When he got out, the streets were empty. The city was quiet in that way that makes you look over your shoulder every few minutes.

He walked to the railyard. Through the gap in the fence. Across the broken asphalt. Chemical plant groaning in the distance like always.

He walked to the parking lot.

The air hit him before he got close. His chest became tight. Ears popping. Cold cutting straight through his jacket.

He stopped at the edge.

Something was wrong with the lot. The cracks in the ground were wider than yesterday. The weeds had gone black. Not dead brown. Actually black, like something had burned them from the inside. The sign was completely gone. Just the bare rusted pole.

He looked down at his feet. The ground felt soft. Like it was breathing.

"I know you're here," he said.

His voice came out smaller than he wanted.

"I know you sent that message."

The air went colder. His breath came out white.

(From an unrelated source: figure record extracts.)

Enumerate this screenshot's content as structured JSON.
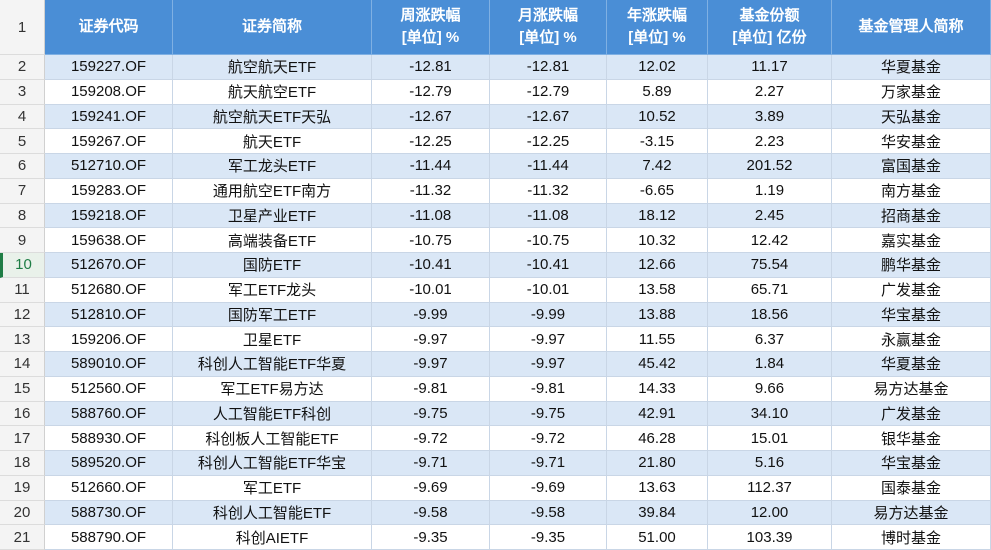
{
  "table": {
    "row_numbers": [
      "1",
      "2",
      "3",
      "4",
      "5",
      "6",
      "7",
      "8",
      "9",
      "10",
      "11",
      "12",
      "13",
      "14",
      "15",
      "16",
      "17",
      "18",
      "19",
      "20",
      "21"
    ],
    "header": [
      {
        "title": "证券代码"
      },
      {
        "title": "证券简称"
      },
      {
        "title": "周涨跌幅",
        "unit": "[单位] %"
      },
      {
        "title": "月涨跌幅",
        "unit": "[单位] %"
      },
      {
        "title": "年涨跌幅",
        "unit": "[单位] %"
      },
      {
        "title": "基金份额",
        "unit": "[单位] 亿份"
      },
      {
        "title": "基金管理人简称"
      }
    ],
    "rows": [
      [
        "159227.OF",
        "航空航天ETF",
        "-12.81",
        "-12.81",
        "12.02",
        "11.17",
        "华夏基金"
      ],
      [
        "159208.OF",
        "航天航空ETF",
        "-12.79",
        "-12.79",
        "5.89",
        "2.27",
        "万家基金"
      ],
      [
        "159241.OF",
        "航空航天ETF天弘",
        "-12.67",
        "-12.67",
        "10.52",
        "3.89",
        "天弘基金"
      ],
      [
        "159267.OF",
        "航天ETF",
        "-12.25",
        "-12.25",
        "-3.15",
        "2.23",
        "华安基金"
      ],
      [
        "512710.OF",
        "军工龙头ETF",
        "-11.44",
        "-11.44",
        "7.42",
        "201.52",
        "富国基金"
      ],
      [
        "159283.OF",
        "通用航空ETF南方",
        "-11.32",
        "-11.32",
        "-6.65",
        "1.19",
        "南方基金"
      ],
      [
        "159218.OF",
        "卫星产业ETF",
        "-11.08",
        "-11.08",
        "18.12",
        "2.45",
        "招商基金"
      ],
      [
        "159638.OF",
        "高端装备ETF",
        "-10.75",
        "-10.75",
        "10.32",
        "12.42",
        "嘉实基金"
      ],
      [
        "512670.OF",
        "国防ETF",
        "-10.41",
        "-10.41",
        "12.66",
        "75.54",
        "鹏华基金"
      ],
      [
        "512680.OF",
        "军工ETF龙头",
        "-10.01",
        "-10.01",
        "13.58",
        "65.71",
        "广发基金"
      ],
      [
        "512810.OF",
        "国防军工ETF",
        "-9.99",
        "-9.99",
        "13.88",
        "18.56",
        "华宝基金"
      ],
      [
        "159206.OF",
        "卫星ETF",
        "-9.97",
        "-9.97",
        "11.55",
        "6.37",
        "永赢基金"
      ],
      [
        "589010.OF",
        "科创人工智能ETF华夏",
        "-9.97",
        "-9.97",
        "45.42",
        "1.84",
        "华夏基金"
      ],
      [
        "512560.OF",
        "军工ETF易方达",
        "-9.81",
        "-9.81",
        "14.33",
        "9.66",
        "易方达基金"
      ],
      [
        "588760.OF",
        "人工智能ETF科创",
        "-9.75",
        "-9.75",
        "42.91",
        "34.10",
        "广发基金"
      ],
      [
        "588930.OF",
        "科创板人工智能ETF",
        "-9.72",
        "-9.72",
        "46.28",
        "15.01",
        "银华基金"
      ],
      [
        "589520.OF",
        "科创人工智能ETF华宝",
        "-9.71",
        "-9.71",
        "21.80",
        "5.16",
        "华宝基金"
      ],
      [
        "512660.OF",
        "军工ETF",
        "-9.69",
        "-9.69",
        "13.63",
        "112.37",
        "国泰基金"
      ],
      [
        "588730.OF",
        "科创人工智能ETF",
        "-9.58",
        "-9.58",
        "39.84",
        "12.00",
        "易方达基金"
      ],
      [
        "588790.OF",
        "科创AIETF",
        "-9.35",
        "-9.35",
        "51.00",
        "103.39",
        "博时基金"
      ]
    ]
  }
}
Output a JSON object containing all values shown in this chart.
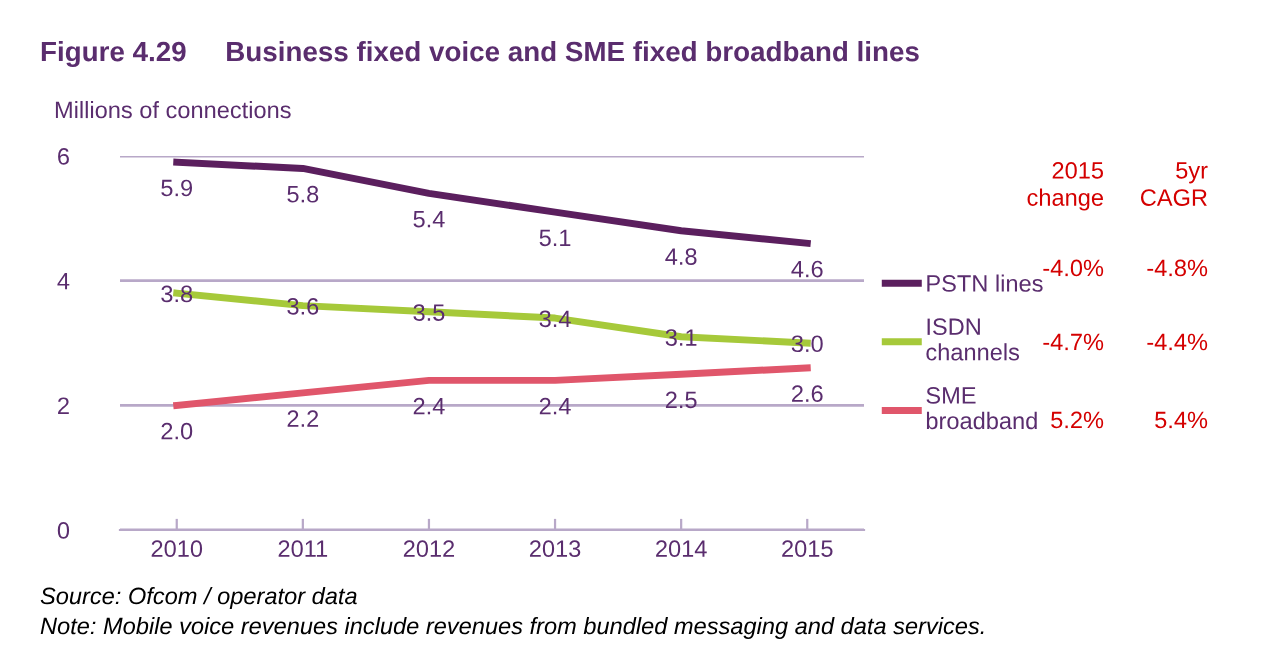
{
  "chart_data": {
    "type": "line",
    "title": "Figure 4.29     Business fixed voice and SME fixed broadband lines",
    "ylabel": "Millions of connections",
    "categories": [
      "2010",
      "2011",
      "2012",
      "2013",
      "2014",
      "2015"
    ],
    "series": [
      {
        "name": "PSTN lines",
        "color": "#5b1f5e",
        "values": [
          5.9,
          5.8,
          5.4,
          5.1,
          4.8,
          4.6
        ],
        "value_labels": [
          "5.9",
          "5.8",
          "5.4",
          "5.1",
          "4.8",
          "4.6"
        ]
      },
      {
        "name": "ISDN channels",
        "color": "#a6c93a",
        "values": [
          3.8,
          3.6,
          3.5,
          3.4,
          3.1,
          3.0
        ],
        "value_labels": [
          "3.8",
          "3.6",
          "3.5",
          "3.4",
          "3.1",
          "3.0"
        ]
      },
      {
        "name": "SME broadband",
        "color": "#e0566b",
        "values": [
          2.0,
          2.2,
          2.4,
          2.4,
          2.5,
          2.6
        ],
        "value_labels": [
          "2.0",
          "2.2",
          "2.4",
          "2.4",
          "2.5",
          "2.6"
        ]
      }
    ],
    "ylim": [
      0,
      6
    ],
    "yticks": [
      0,
      2,
      4,
      6
    ],
    "grid": "y",
    "legend": "right",
    "marker": "none",
    "line_style": "solid",
    "annotations": [
      "2015\nchange",
      "5yr\nCAGR",
      "-4.0%",
      "-4.8%",
      "-4.7%",
      "-4.4%",
      "5.2%",
      "5.4%",
      "Source: Ofcom / operator data",
      "Note: Mobile voice revenues include revenues from bundled messaging and data services."
    ]
  }
}
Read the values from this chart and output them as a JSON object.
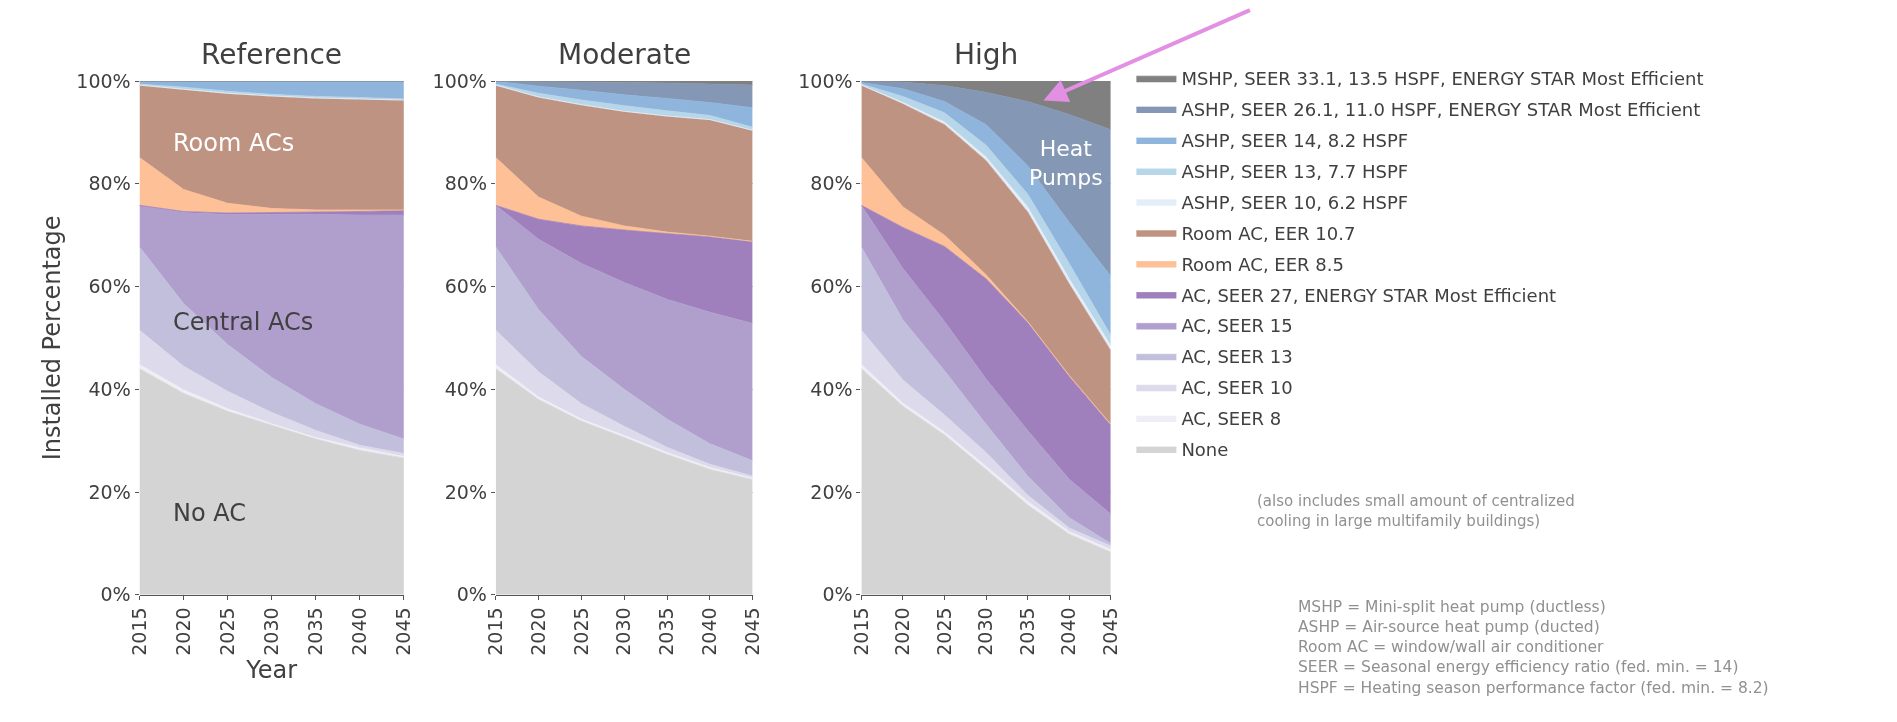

"I know you're in my dreams."

Something moved at the edge of his vision. He turned.

The sinkhole was back. Way bigger this time. Thirty feet maybe. Edges black and jagged. The dirt around it was moving in and out. Like something underneath was breathing through it.

His legs walked toward it. He didn't tell them to.

He got to the edge and looked down.

He saw bones. Loads of them. Some old and yellow and crumbling. Some white and newer. Some with things on them he didn't look at directly. Goosebumps filled his entire body immediately. His hands were shaking. His face went pale.

Then he saw the jacket.

That specific faded blue. His dad's blue.

His stomach dropped out of him.

The bones shifted. Something pushing up from underneath.

A hand came up through the pile. A real hand. Pale and thin with its fingers moving slowly in an abnormal direction.

Leo stumbled back and went down hard. All the air left him.

He looked up.

The hand was still there. Still reaching.

Then the voice came. Not from outside. From inside his head, his chest. Like it had always been in there.

You came back.

He tried to make a sound. But nothing came out.

I knew you would. They always do.

The ground shook vehemently. The sinkhole spread wider. Bones and dirt fell into whatever was underneath. The sound was too deep, like thunder coming up through the ground.

He held his head, closed his eyes and pressed his teeth tightly together. He wanted to scream but the sounds were coming out. The air kept filling his mouth.

Your father came back three times. He cried. He begged. Made promises he couldn't keep.

Leo got up onto his elbows. Arms shaking. "What did you do to him?" His voice came out finally.

The hand pointed at the jacket. At the bones.

He's still here. The part that remembered.

Even after he forgot why he kept coming. Even after he forgot who he was.

The fingers stretched toward Leo.

The same thing that brought you here.

He tried to get up. His legs were stuck. The black liquid was climbing his boots. Past his ankles.

"No."

Yes.

The ground pulled him forward. He clawed at cracks and weeds and anything. The black liquid covered his hands. Nothing held.

He reached the edge.

He looked down.

Every bone was moving now. Climbing over each other. And underneath all of it something dark. No shape. No face. Just something open and waiting.

Ahhhhh! Leo screamed and tore his throat.

The voice came one last time.

Welcome, Player 7,445,212.

The ground opened.

He fell down sideways into the dark. Hands grabbing at his clothes, his hair, his face. Cold fingers everywhere.

Something tore inside his chest. Not his outer skin but deeper.

The last thing his eyes saw was the jacket before everywhere went dark.